ESG Requirements in Business-to-Business Relations
A less visible but equally structural change affects how businesses deal with each other. The “SMEs and ESG” barometer 2024 from Bpifrance Le Lab highlights a trend: large clients are increasingly requesting non-financial information from their suppliers, including those not directly subject to the CSRD directive.
Specifically, an SME responding to a tender in 2024-2025 is regularly asked for its carbon footprint, social policy, or governance commitments. Failing to answer these questions amounts to disqualification before price or product quality come into play.
What This Means for Small Structures
The challenge for SMEs is twofold. On one hand, structuring an ESG approach takes time and sometimes requires investment in external consulting. On the other hand, the frameworks are not yet stabilized, complicating compliance.

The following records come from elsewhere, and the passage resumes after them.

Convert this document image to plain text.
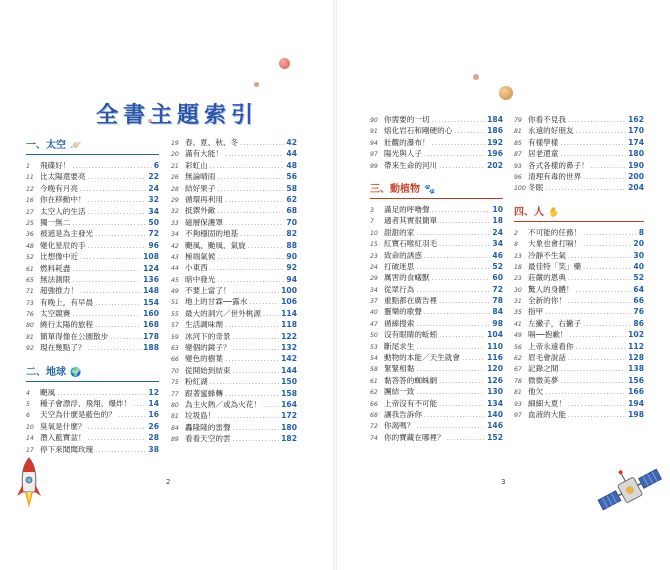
全書主題索引
一、太空 🪐
1	飛碟好！ .....	6
11 比太陽還要亮 .....	22
12 今晚有月亮 .....	24
16 你在移動中！ .....	32
17 太空人的生活 .....	34
25 獨一無二 .....	50
36 被遮是為主發光 .....	72
48 變化星辰的手 .....	96
52 比想像中近 .....	108
61 燃料耗盡 .....	124
65 無法測限 .....	136
71 超強推力！ .....	148
73 有晚上，有早晨 .....	154
76 太空競賽 .....	160
80 繞行太陽的旅程 .....	168
81 簡單得像在公園散步 .....	178
92 現在幾點了？ .....	188
二、地球 🌍
4	颶風 .....	12
5	種子會漂浮、飛翔、爆炸！ ..... 14
6	天空為什麼是藍色的？ .....	16
10 臭氧是什麼？ .....	26
14 潛入藍寶盆！ .....	28
17 停下來聞聞玫瑰 .....	38
19 春、夏、秋、冬 .....	42
20 滿有大能！ .....	44
21 彩虹山 .....	48
26 無論晴雨 .....	56
28 結好果子 .....	58
29 循環再利用 .....	62
32 抵禦外敵 .....	68
33 磁層保護罩 .....	70
34 不夠穩固的地基 .....	82
42 颶風、颱風、氣旋 .....	88
43 極端氣候 .....	90
44 小東西 .....	92
45 暗中發光 .....	94
49 不要上當了！ .....	100
51 地上的甘霖──露水 .....	106
55 最大的洞穴／世外桃源 .....	114
57 生活調味劑 .....	118
59 冰河下的奇景 .....	122
63 變個的鏡子？ .....	132
66 變色的樹葉 .....	142
70 從開始到結束 .....	144
75 粉紅湖 .....	150
77 跟著蜜蜂轉 .....	158
80 為主火熱／或為火花！ .....	164
81 垃圾島！ .....	172
84 轟隆隆的雷聲 .....	180
89 看看天空的雲 .....	182
2
90 你需要的一切 .....	184
91 熔化岩石和剛硬的心 .....	186
94 壯觀的瀑布！ .....	192
97 陽光與人子 .....	196
99 帶來生命的河川 .....	202
三、動植物 🐾
3	滿足的呼嚕聲 .....	10
7	適者其實很簡單 .....	18
10 甜甜的家 .....	24
15 紅寶石喉紅羽毛 .....	34
23 致命的誘惑 .....	46
24 打破迷思 .....	52
29 厲害的食蟻獸 .....	60
34 從眾行為 .....	72
37 重點都在廣告裡 .....	78
40 靈樂的歌聲 .....	84
47 循線搜索 .....	98
50 沒有眼睛的蚯蚓 .....	104
53 斷尾求生 .....	110
54 動物的本能／天生就會 .....	116
58 緊緊相黏 .....	120
61 黏答答的蜘蛛網 .....	126
62 團結一致 .....	130
66 上帝沒有不可能 .....	134
68 讓我告訴你 .....	140
72 你渴嗎？ .....	146
74 你的寶藏在哪裡？ .....	152
79 你看不見我 .....	162
81 永遠的好朋友 .....	170
85 有樣學樣 .....	174
87 居老還童 .....	180
93 各式各樣的鼻子！ .....	190
96 清理有毒的世界 .....	200
100 冬眠 .....	204
四、人 ✋
2	不可能的任務！ .....	8
8	大象也會打嗝！ .....	20
13 冷靜不生氣 .....	30
18 最佳特「笑」藥 .....	40
23 莊嚴的恩典 .....	52
30 驚人的身體！ .....	64
31 全新的你！ .....	66
35 指甲 .....	76
41 左撇子，右撇子 .....	86
49 嗝──抱歉！ .....	102
56 上帝永遠看你 .....	112
62 眉毛會說話 .....	128
67 記錄之間 .....	138
78 微微美夢 .....	156
81 他欠 .....	166
93 細細大夏！ .....	194
97 血液的大能 .....	198
3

Here are some concrete points of attention for a company that wants to avoid losing market opportunities:
- Start by measuring the most requested indicators in its sector (CO2 emissions, turnover rates, responsible purchasing policy) rather than aiming for exhaustive reporting
- Document existing actions, even modest ones, as clients value the trajectory as much as the result
- Anticipate requests by integrating an ESG component into every commercial proposal, which becomes a competitive advantage against competitors who do not
ESG compliance now functions as a market access filter, not as a reputation bonus.

Regulatory Fragmentation and Adaptability: The Real Competitive Advantage
Beyond each regulation taken in isolation, it is their accumulation that redefines what it means to succeed in business. DMA, DSA, CSRD, GDPR: each text adds a layer of constraints that sometimes apply simultaneously.
The companies that manage to thrive are not necessarily the largest or best-funded. They are the ones that have established an active regulatory watch and integrate legal developments into their business strategy, rather than treating them as isolated legal issues.
A concrete example: a company selling products online that anticipates the advertising restrictions of the DSA by developing its own customer base (newsletter, loyalty program, community) reduces its dependence on platforms. This approach does not cost more than a traditional advertising campaign, but it builds a sustainable asset.
The available data does not allow for concluding that one adaptation model works better than another. What emerges from sector analyses is that speed of execution matters more than company size. An agile SME that adjusts its operations within weeks in response to a new rule can capture market shares abandoned by slower competitors.
The business world in 2025 rewards less isolated intuition than the ability to read a shifting regulatory environment and adapt without delay. Companies that invest in this skill, whether in ESG compliance, mastering AI tools, or diversifying their online sales channels, position themselves with an advantage that their competitors will find hard to catch up with.